Kızı İrem Candan’ı kaybeden Alaattin Candan, “Biz çok yıprandık. Vicdanımda adalet yerini bulmadı. Evladımın ölümünden sonra 7.5 sene ve bir ay daha geçti. Öyle ki bu kaza benim hayatımda çok şeyler değiştirdi. Şeker hastası idim. Hipertansiyon hastası oldum. Mesane kanseri oldum. Diyalize giriyorum, böbreklerim bitti. Davayı Avrupa İnsan Hakları Mahkemesi’ne taşıyabiliriz” diye konuştu. Candan ailesinin avukatı Engin Baltacı da, “Bilirkişi raporunda sanıklara 8de 4 kusur takdir edildi. Kusurun diğer kısmı kimde? Geri kalan kusurun mukadderat olarak gerçekleştiğini söylemek gerekiyor. Çünkü bu suçun sahibi yok. Bu davanın can alıcı noktası budur. Bizi en çok yaralayan konu da budur” dedi.
Türkiye’ye özgü
Kazada babası Mimar Erol Kurumlu’yu kaybeden Mehmet Kurumlu ise bu kararın kendilerini çok şaşırtmadığını söyledi. Zaten davada sadece makinistlerin ceza almasının içlerine sinmediğini dile getiren Kurumlu, “Onlar emir kulu, kim nerede kaç kilometre hızla git dediyse onu yapan insanlar. Onlar kendilerine verilen görevi yaptılar ama suç onların üzerine yıkıldı. Bizim zaten sistemden yana ümidimiz olmadığı için bu karara da çok şaşırmadı. Eğer böyle bir kaza yurtdışında olsaydı ve 41 kişi yaşamını yitirseydi bütün sorumlular ceza alırdı. Şu an yaşanan sadece Türkiye’ye özgü bir durum” diye konuştu
Hukuk açısından üzücü
Kazada can veren Yalova Vali Yardımcısı Coşkun Ertürk’ün ailesinin avukatı Ender Dedeağaç, “Yarım kusurlu kişiler yargılanmıştır. Diğer kusurlu kişiler ve kurumlar mahkeme önüne çıkarılamamıştır. Bu da hukuk açısından üzüntü yaratıcı bir durumdur” dedi.

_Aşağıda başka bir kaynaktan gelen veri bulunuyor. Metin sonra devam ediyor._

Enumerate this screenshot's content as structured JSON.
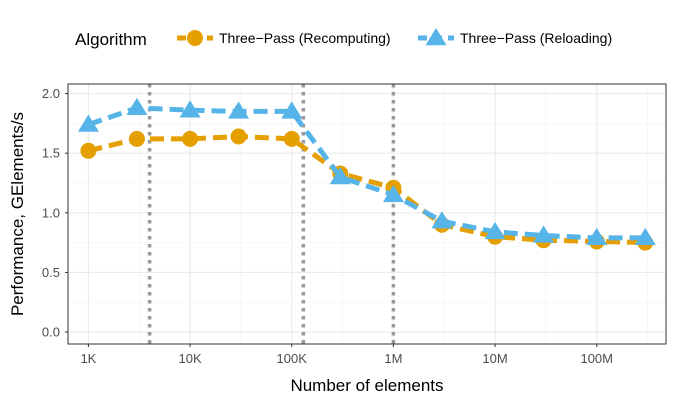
{
  "chart_data": {
    "type": "line",
    "xlabel": "Number of elements",
    "ylabel": "Performance, GElements/s",
    "x_scale": "log10",
    "xlim": [
      630,
      480000000
    ],
    "ylim": [
      -0.1,
      2.08
    ],
    "x_ticks": [
      {
        "value": 1000,
        "label": "1K"
      },
      {
        "value": 10000,
        "label": "10K"
      },
      {
        "value": 100000,
        "label": "100K"
      },
      {
        "value": 1000000,
        "label": "1M"
      },
      {
        "value": 10000000,
        "label": "10M"
      },
      {
        "value": 100000000,
        "label": "100M"
      }
    ],
    "y_ticks": [
      {
        "value": 0,
        "label": "0.0"
      },
      {
        "value": 0.5,
        "label": "0.5"
      },
      {
        "value": 1,
        "label": "1.0"
      },
      {
        "value": 1.5,
        "label": "1.5"
      },
      {
        "value": 2,
        "label": "2.0"
      }
    ],
    "grid": true,
    "vlines": [
      4000,
      130000,
      1000000
    ],
    "legend": {
      "title": "Algorithm",
      "placement": "top"
    },
    "series": [
      {
        "name": "Three−Pass (Recomputing)",
        "color": "#E69F00",
        "marker": "circle",
        "x": [
          1000,
          3000,
          10000,
          30000,
          100000,
          300000,
          1000000,
          3000000,
          10000000,
          30000000,
          100000000,
          300000000
        ],
        "y": [
          1.52,
          1.62,
          1.62,
          1.64,
          1.62,
          1.33,
          1.21,
          0.9,
          0.8,
          0.77,
          0.76,
          0.75
        ]
      },
      {
        "name": "Three−Pass (Reloading)",
        "color": "#56B4E9",
        "marker": "triangle",
        "x": [
          1000,
          3000,
          10000,
          30000,
          100000,
          300000,
          1000000,
          3000000,
          10000000,
          30000000,
          100000000,
          300000000
        ],
        "y": [
          1.74,
          1.88,
          1.86,
          1.85,
          1.85,
          1.3,
          1.15,
          0.93,
          0.84,
          0.81,
          0.79,
          0.79
        ]
      }
    ]
  }
}
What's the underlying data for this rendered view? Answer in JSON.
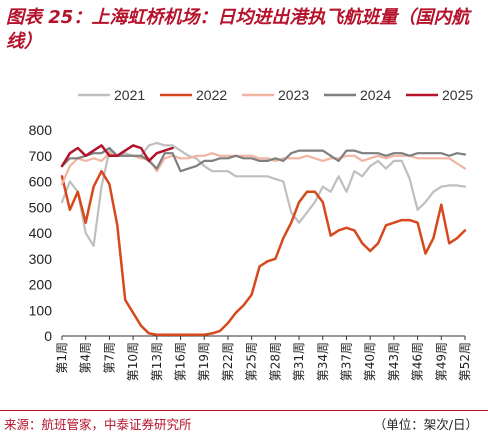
{
  "header": {
    "title": "图表 25：上海虹桥机场：日均进出港执飞航班量（国内航线）"
  },
  "footer": {
    "source": "来源：航班管家，中泰证券研究所",
    "unit": "（单位：架次/日）"
  },
  "chart_data": {
    "type": "line",
    "title": "图表 25：上海虹桥机场：日均进出港执飞航班量（国内航线）",
    "ylim": [
      0,
      800
    ],
    "yticks": [
      0,
      100,
      200,
      300,
      400,
      500,
      600,
      700,
      800
    ],
    "xlim": [
      1,
      52
    ],
    "xtick_labels": [
      "第1周",
      "第4周",
      "第7周",
      "第10周",
      "第13周",
      "第16周",
      "第19周",
      "第22周",
      "第25周",
      "第28周",
      "第31周",
      "第34周",
      "第37周",
      "第40周",
      "第43周",
      "第46周",
      "第49周",
      "第52周"
    ],
    "xtick_weeks": [
      1,
      4,
      7,
      10,
      13,
      16,
      19,
      22,
      25,
      28,
      31,
      34,
      37,
      40,
      43,
      46,
      49,
      52
    ],
    "grid": false,
    "legend_position": "top",
    "series": [
      {
        "name": "2021",
        "color": "#bfbfbf",
        "width": 2.2,
        "x": [
          1,
          2,
          3,
          4,
          5,
          6,
          7,
          8,
          9,
          10,
          11,
          12,
          13,
          14,
          15,
          16,
          17,
          18,
          19,
          20,
          21,
          22,
          23,
          24,
          25,
          26,
          27,
          28,
          29,
          30,
          31,
          32,
          33,
          34,
          35,
          36,
          37,
          38,
          39,
          40,
          41,
          42,
          43,
          44,
          45,
          46,
          47,
          48,
          49,
          50,
          51,
          52
        ],
        "values": [
          520,
          600,
          560,
          400,
          350,
          580,
          720,
          700,
          710,
          700,
          700,
          740,
          750,
          740,
          740,
          720,
          700,
          690,
          660,
          640,
          640,
          640,
          620,
          620,
          620,
          620,
          620,
          610,
          600,
          480,
          440,
          480,
          520,
          580,
          560,
          620,
          560,
          640,
          620,
          660,
          680,
          650,
          680,
          680,
          610,
          490,
          520,
          560,
          580,
          585,
          585,
          580
        ]
      },
      {
        "name": "2022",
        "color": "#d6491c",
        "width": 2.5,
        "x": [
          1,
          2,
          3,
          4,
          5,
          6,
          7,
          8,
          9,
          10,
          11,
          12,
          13,
          14,
          15,
          16,
          17,
          18,
          19,
          20,
          21,
          22,
          23,
          24,
          25,
          26,
          27,
          28,
          29,
          30,
          31,
          32,
          33,
          34,
          35,
          36,
          37,
          38,
          39,
          40,
          41,
          42,
          43,
          44,
          45,
          46,
          47,
          48,
          49,
          50,
          51,
          52
        ],
        "values": [
          620,
          490,
          560,
          440,
          580,
          640,
          590,
          430,
          140,
          90,
          40,
          10,
          5,
          5,
          5,
          5,
          5,
          5,
          5,
          10,
          20,
          50,
          90,
          120,
          160,
          270,
          290,
          300,
          380,
          440,
          520,
          560,
          560,
          520,
          390,
          410,
          420,
          410,
          360,
          330,
          360,
          430,
          440,
          450,
          450,
          440,
          320,
          380,
          510,
          360,
          380,
          410
        ]
      },
      {
        "name": "2023",
        "color": "#f2b4a2",
        "width": 2.2,
        "x": [
          1,
          2,
          3,
          4,
          5,
          6,
          7,
          8,
          9,
          10,
          11,
          12,
          13,
          14,
          15,
          16,
          17,
          18,
          19,
          20,
          21,
          22,
          23,
          24,
          25,
          26,
          27,
          28,
          29,
          30,
          31,
          32,
          33,
          34,
          35,
          36,
          37,
          38,
          39,
          40,
          41,
          42,
          43,
          44,
          45,
          46,
          47,
          48,
          49,
          50,
          51,
          52
        ],
        "values": [
          590,
          660,
          690,
          680,
          690,
          680,
          710,
          700,
          700,
          700,
          690,
          690,
          640,
          690,
          700,
          690,
          690,
          700,
          700,
          710,
          700,
          700,
          700,
          700,
          700,
          690,
          690,
          680,
          690,
          690,
          690,
          700,
          690,
          680,
          690,
          690,
          700,
          700,
          680,
          690,
          700,
          690,
          700,
          700,
          700,
          690,
          690,
          690,
          690,
          690,
          670,
          650
        ]
      },
      {
        "name": "2024",
        "color": "#7f7f7f",
        "width": 2.2,
        "x": [
          1,
          2,
          3,
          4,
          5,
          6,
          7,
          8,
          9,
          10,
          11,
          12,
          13,
          14,
          15,
          16,
          17,
          18,
          19,
          20,
          21,
          22,
          23,
          24,
          25,
          26,
          27,
          28,
          29,
          30,
          31,
          32,
          33,
          34,
          35,
          36,
          37,
          38,
          39,
          40,
          41,
          42,
          43,
          44,
          45,
          46,
          47,
          48,
          49,
          50,
          51,
          52
        ],
        "values": [
          660,
          690,
          690,
          700,
          710,
          710,
          730,
          700,
          700,
          700,
          700,
          680,
          650,
          710,
          710,
          640,
          650,
          660,
          680,
          680,
          690,
          690,
          700,
          690,
          690,
          680,
          680,
          690,
          680,
          710,
          720,
          720,
          720,
          720,
          700,
          680,
          720,
          720,
          710,
          710,
          710,
          700,
          710,
          710,
          700,
          710,
          710,
          710,
          710,
          700,
          710,
          705
        ]
      },
      {
        "name": "2025",
        "color": "#b5122b",
        "width": 2.5,
        "x": [
          1,
          2,
          3,
          4,
          5,
          6,
          7,
          8,
          9,
          10,
          11,
          12,
          13,
          14,
          15
        ],
        "values": [
          660,
          710,
          730,
          700,
          720,
          740,
          700,
          700,
          720,
          740,
          730,
          680,
          710,
          720,
          730
        ]
      }
    ]
  }
}
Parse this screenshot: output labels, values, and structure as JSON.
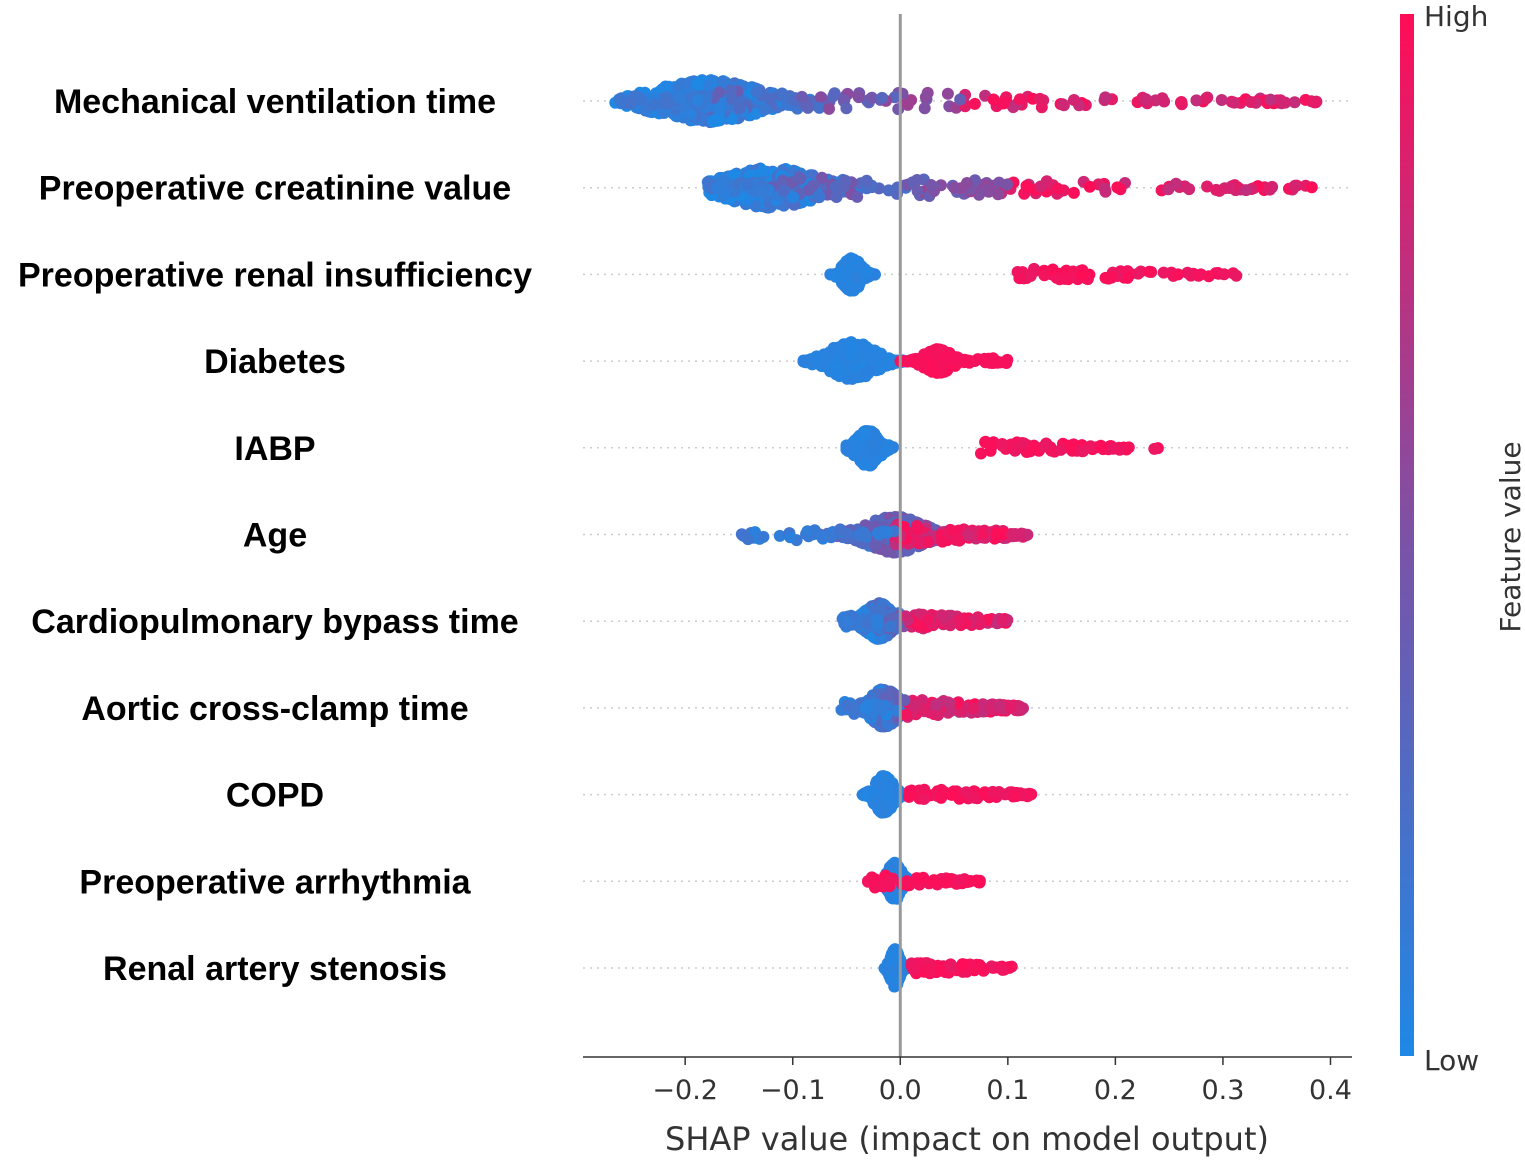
{
  "chart_data": {
    "type": "scatter",
    "subtype": "shap-beeswarm",
    "xlabel": "SHAP value (impact on model output)",
    "xlim": [
      -0.295,
      0.42
    ],
    "xticks": [
      {
        "value": -0.2,
        "label": "−0.2"
      },
      {
        "value": -0.1,
        "label": "−0.1"
      },
      {
        "value": 0.0,
        "label": "0.0"
      },
      {
        "value": 0.1,
        "label": "0.1"
      },
      {
        "value": 0.2,
        "label": "0.2"
      },
      {
        "value": 0.3,
        "label": "0.3"
      },
      {
        "value": 0.4,
        "label": "0.4"
      }
    ],
    "colorbar": {
      "label": "Feature value",
      "high": "High",
      "low": "Low",
      "low_color": "#1e88e5",
      "high_color": "#ff0d57"
    },
    "features": [
      {
        "name": "Mechanical ventilation time",
        "min": -0.265,
        "max": 0.39,
        "mode": -0.18,
        "spread": 0.045,
        "height": 0.45,
        "kind": "continuous",
        "high_from": 0.06
      },
      {
        "name": "Preoperative creatinine value",
        "min": -0.18,
        "max": 0.385,
        "mode": -0.12,
        "spread": 0.04,
        "height": 0.42,
        "kind": "continuous",
        "high_from": 0.1
      },
      {
        "name": "Preoperative renal insufficiency",
        "min": -0.065,
        "max": 0.32,
        "mode": -0.045,
        "spread": 0.008,
        "height": 0.35,
        "kind": "binary",
        "high_min": 0.105,
        "high_max": 0.315
      },
      {
        "name": "Diabetes",
        "min": -0.09,
        "max": 0.1,
        "mode": -0.045,
        "spread": 0.02,
        "height": 0.4,
        "kind": "binary-two",
        "high_min": 0.0,
        "high_max": 0.1,
        "high_mode": 0.035
      },
      {
        "name": "IABP",
        "min": -0.05,
        "max": 0.24,
        "mode": -0.03,
        "spread": 0.01,
        "height": 0.38,
        "kind": "binary",
        "high_min": 0.075,
        "high_max": 0.24
      },
      {
        "name": "Age",
        "min": -0.15,
        "max": 0.12,
        "mode": -0.005,
        "spread": 0.025,
        "height": 0.38,
        "kind": "continuous",
        "high_from": -0.01
      },
      {
        "name": "Cardiopulmonary bypass time",
        "min": -0.055,
        "max": 0.1,
        "mode": -0.02,
        "spread": 0.012,
        "height": 0.38,
        "kind": "continuous",
        "high_from": 0.005
      },
      {
        "name": "Aortic cross-clamp time",
        "min": -0.055,
        "max": 0.115,
        "mode": -0.015,
        "spread": 0.012,
        "height": 0.4,
        "kind": "continuous",
        "high_from": 0.005
      },
      {
        "name": "COPD",
        "min": -0.035,
        "max": 0.125,
        "mode": -0.015,
        "spread": 0.008,
        "height": 0.4,
        "kind": "binary",
        "high_min": 0.005,
        "high_max": 0.125
      },
      {
        "name": "Preoperative arrhythmia",
        "min": -0.04,
        "max": 0.075,
        "mode": -0.005,
        "spread": 0.006,
        "height": 0.4,
        "kind": "binary",
        "high_min": -0.03,
        "high_max": 0.075
      },
      {
        "name": "Renal artery stenosis",
        "min": -0.02,
        "max": 0.105,
        "mode": -0.005,
        "spread": 0.004,
        "height": 0.4,
        "kind": "binary",
        "high_min": 0.01,
        "high_max": 0.105
      }
    ]
  }
}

Kararı verenler yargılanmalıydı
Birleşik Tasımacılık Sendikası Genel Başkanı Yavuz Demirkol da hızlandırılmış trenin çalıştırılmasına karar verenlerin de yargı önüne çıkarılması gerektiğini belirterek, bu kararla kamu vicdanının rahatsız olduğunu söyledi
Makinistler de kurtuldu
Kazanın ardından açılan kamu davasında yerel mahkeme 1. makinist Fikret Karabulut’a 2 yıl 6 ay hapis ile bin 100 lira para, 2. makinist Recep Sönmez’e ise 1 yıl 3 ay hapis ile bin 333 lira para cezası vermiş, tren şefi Köksal Coşkun da beraat etmişti. Yargıtay tebligat eksikleri nedeniyle kararı bozdu. Karar aynen Yargıtay’a gönderildi, 12 farklı gerekçeyle ikinci kez bozuldu. Davayı üçüncü kez ele alan yerel mahkeme, eksiklerin giderilmesi için duruşmaları ertelemiş ve zaman aşımı süresi 22 Ocak 2012’de dolmuştu. Sonuçta 8’de 4 kusurlu bulunan idareden kimse sanık sandalyesine dahi oturmadı. Toplamda 8’de 4 kusurlu bulunan 2 makiniste verilen 1-2 yıllık hapis cezaları da düştü.

Sevgili iSMET AK'in yorumu: Uygarligin gercek olcusu ne nufus coklugu, ne kentlerin buyuklugu ve akilli binalar, ne kocaman kocaman alis veris merkezleri, ne uretim bollugu, ne herkesin cebinde bilgisayar tasimasi, ne son model luks araclarin coklugu, ne hizli ve modern toplu ulasim araclari, ne her sehirde bir universite yapilmasi, ne de insanlarin sik giyinmeleridir.
Gercek olcu, ulkenin yetistirdigi insanlara ve ulkede yasayan canlilara verdigi degerdir. Gercek olcu, ulkede yasayan insanlarin akil, duygu, kultur ve sorumluluk zenginligidir. Gercek olcu, birey olma, kendini ifade edebilme, ozgur dusunebilme ve ozgurce karar verebilmektir. Gercek olcu, hukuk ve hukuk kurallarinin insanligin ortak vicdan, mantik ve akil olculerine gore islemesi ve bir gun Hukuk, herkes icin ihtiyac olacaktir ilkelerine gore uygulanmasidir.

Kendimde dahil tum grup uyelerini ekteki kazayla ilgili sonucu okuduktan sonra bir empati yaparak bir dakika bile olsa o kazayi yasayanlarin, o kazada kalici hasar gorenlerin ve o kazada hayatini kaybeden ailelerin yerine kendimizi koyarak dusunmemizi ve vicdanlarimizi sorgulamamizi rica edeiyorum.